Photography is all things said here and that is a joy and I see say wedding photographers doing the same thing month after month year in and out not mention others kinda stuck in a loop, but envy them for the ability to make a living doing what they like, I was a machinist in a factory that would kept me in one place doing the same thing year after year. I am so blessed and with Photography following Mother Nature's shows over some 60 years with images of my life in many boxes with the most important thing , info of each on the back of every print for one day I will be in a home with my boxes of stories of a great life 70+ going on 80 and beyond with a camera somewhere near always. Sad thing is digital has nowhere to put the info for later in life without electricity and something to plug in and see.
1. Frist toys
2. Memories
3. New toys
4. Fun times in a dark sky place
Thanks for sharing how photography has been a companion on your life's journey EDWIN GENAUX! It sounds wonderful. And I think you'll find that here, and in many photographic communities, there are many people who share your feelings that Mother Nature just keeps on putting on a show for us!

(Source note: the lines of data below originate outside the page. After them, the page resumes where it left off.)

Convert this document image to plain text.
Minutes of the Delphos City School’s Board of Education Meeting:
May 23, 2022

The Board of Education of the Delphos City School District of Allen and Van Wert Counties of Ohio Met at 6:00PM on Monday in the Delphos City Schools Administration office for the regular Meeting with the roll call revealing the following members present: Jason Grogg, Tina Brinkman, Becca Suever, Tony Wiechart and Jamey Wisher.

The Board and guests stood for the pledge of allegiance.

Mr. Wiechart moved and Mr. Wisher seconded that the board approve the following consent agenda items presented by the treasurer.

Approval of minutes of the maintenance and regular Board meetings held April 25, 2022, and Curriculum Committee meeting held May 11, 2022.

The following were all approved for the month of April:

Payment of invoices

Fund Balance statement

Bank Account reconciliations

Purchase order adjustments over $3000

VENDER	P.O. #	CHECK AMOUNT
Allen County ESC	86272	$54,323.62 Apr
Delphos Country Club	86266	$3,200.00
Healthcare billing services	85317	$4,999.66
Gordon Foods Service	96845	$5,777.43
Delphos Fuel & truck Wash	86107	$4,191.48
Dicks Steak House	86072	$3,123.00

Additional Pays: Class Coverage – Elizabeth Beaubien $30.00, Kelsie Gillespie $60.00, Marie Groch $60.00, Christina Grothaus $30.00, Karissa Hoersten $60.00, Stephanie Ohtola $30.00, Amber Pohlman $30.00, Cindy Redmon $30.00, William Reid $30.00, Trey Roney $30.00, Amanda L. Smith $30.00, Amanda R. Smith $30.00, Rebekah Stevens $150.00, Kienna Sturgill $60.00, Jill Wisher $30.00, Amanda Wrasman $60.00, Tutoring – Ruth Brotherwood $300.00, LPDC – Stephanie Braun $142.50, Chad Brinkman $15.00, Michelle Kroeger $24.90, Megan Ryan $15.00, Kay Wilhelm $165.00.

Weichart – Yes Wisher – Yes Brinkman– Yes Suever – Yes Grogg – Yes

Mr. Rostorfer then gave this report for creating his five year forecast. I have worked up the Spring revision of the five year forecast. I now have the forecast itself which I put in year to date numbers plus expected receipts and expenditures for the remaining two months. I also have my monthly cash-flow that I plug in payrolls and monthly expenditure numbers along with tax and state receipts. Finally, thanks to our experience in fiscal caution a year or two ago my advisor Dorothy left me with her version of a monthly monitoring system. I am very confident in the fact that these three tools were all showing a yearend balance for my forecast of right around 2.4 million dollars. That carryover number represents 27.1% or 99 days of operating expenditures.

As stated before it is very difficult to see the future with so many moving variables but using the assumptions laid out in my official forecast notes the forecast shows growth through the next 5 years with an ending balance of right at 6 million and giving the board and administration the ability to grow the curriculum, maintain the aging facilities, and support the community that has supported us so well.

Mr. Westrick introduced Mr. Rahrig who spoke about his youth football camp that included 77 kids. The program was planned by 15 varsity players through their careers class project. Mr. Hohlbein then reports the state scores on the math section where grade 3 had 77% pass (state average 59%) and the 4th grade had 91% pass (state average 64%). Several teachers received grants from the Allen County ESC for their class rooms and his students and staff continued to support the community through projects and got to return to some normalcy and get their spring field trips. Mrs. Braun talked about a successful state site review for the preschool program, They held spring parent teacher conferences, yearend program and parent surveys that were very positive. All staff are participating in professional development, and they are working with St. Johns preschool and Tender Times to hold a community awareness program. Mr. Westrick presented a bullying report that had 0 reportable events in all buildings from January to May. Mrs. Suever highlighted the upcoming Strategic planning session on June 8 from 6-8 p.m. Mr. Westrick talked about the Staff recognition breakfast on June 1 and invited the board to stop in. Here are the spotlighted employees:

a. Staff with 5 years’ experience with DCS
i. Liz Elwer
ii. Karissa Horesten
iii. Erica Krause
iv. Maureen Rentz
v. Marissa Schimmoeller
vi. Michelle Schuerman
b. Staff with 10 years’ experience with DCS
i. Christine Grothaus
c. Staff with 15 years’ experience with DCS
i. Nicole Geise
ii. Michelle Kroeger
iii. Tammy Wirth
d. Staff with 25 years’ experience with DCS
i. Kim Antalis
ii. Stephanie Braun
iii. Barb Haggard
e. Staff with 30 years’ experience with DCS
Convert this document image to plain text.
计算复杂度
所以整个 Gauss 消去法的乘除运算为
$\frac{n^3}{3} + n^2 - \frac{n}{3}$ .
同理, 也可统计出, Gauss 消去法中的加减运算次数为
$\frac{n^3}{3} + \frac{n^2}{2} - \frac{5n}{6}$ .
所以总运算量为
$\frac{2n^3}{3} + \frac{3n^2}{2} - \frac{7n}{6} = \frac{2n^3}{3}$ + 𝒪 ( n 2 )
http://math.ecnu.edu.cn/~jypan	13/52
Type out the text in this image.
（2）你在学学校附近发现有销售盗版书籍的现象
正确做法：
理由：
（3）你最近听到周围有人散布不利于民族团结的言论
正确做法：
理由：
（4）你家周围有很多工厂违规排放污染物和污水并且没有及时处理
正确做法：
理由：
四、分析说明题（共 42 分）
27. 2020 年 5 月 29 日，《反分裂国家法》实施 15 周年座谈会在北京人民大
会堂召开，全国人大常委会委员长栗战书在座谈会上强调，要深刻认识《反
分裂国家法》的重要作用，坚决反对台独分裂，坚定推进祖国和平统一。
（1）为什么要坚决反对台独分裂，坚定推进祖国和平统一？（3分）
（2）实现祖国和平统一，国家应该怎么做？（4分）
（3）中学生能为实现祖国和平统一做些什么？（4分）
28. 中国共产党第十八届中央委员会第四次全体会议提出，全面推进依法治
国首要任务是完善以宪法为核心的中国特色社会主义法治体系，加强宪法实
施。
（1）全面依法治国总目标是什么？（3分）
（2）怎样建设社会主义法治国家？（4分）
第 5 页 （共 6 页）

I really appreciate how you've taken advantage of opportunities to buy or upgrade your gear. Buying your initial camera and lenses with the money you saved from not buying drinks, to using your credit card points to buy newer gear, really makes sense and in my opinion helps photography fit into our lives better as a hobby. I used credit card points for a trip last year, and I have another one coming up in May that is largely thanks to rewards as well!
Your comment about digital photography being a bit harder to view than prints also resonates with me. Do you print any of your digital photos, or have you mostly been keeping them on hard drives?
Tbh I don't think I'd survive with photography being the ONLY hobby I'd have simply because I get tired of things and need to switch to something else, then go back to the previous thing. However, I agree that photography is an amazing thing to do, both hobbywise and as a way to preserve memories. I enjoy the fact that I can both work on my editing and composition skills while making enough content for smartshow 3d slideshows me and my family would be rewatching 10+ years from now
I definitely understand the need to switch things up Catherine Bowlene! I find that I'll focus on different aspects of photography at different times. Or different subjects, styles, etc. That's one reason that photography is such a great hobby -- even if it isn't your only one!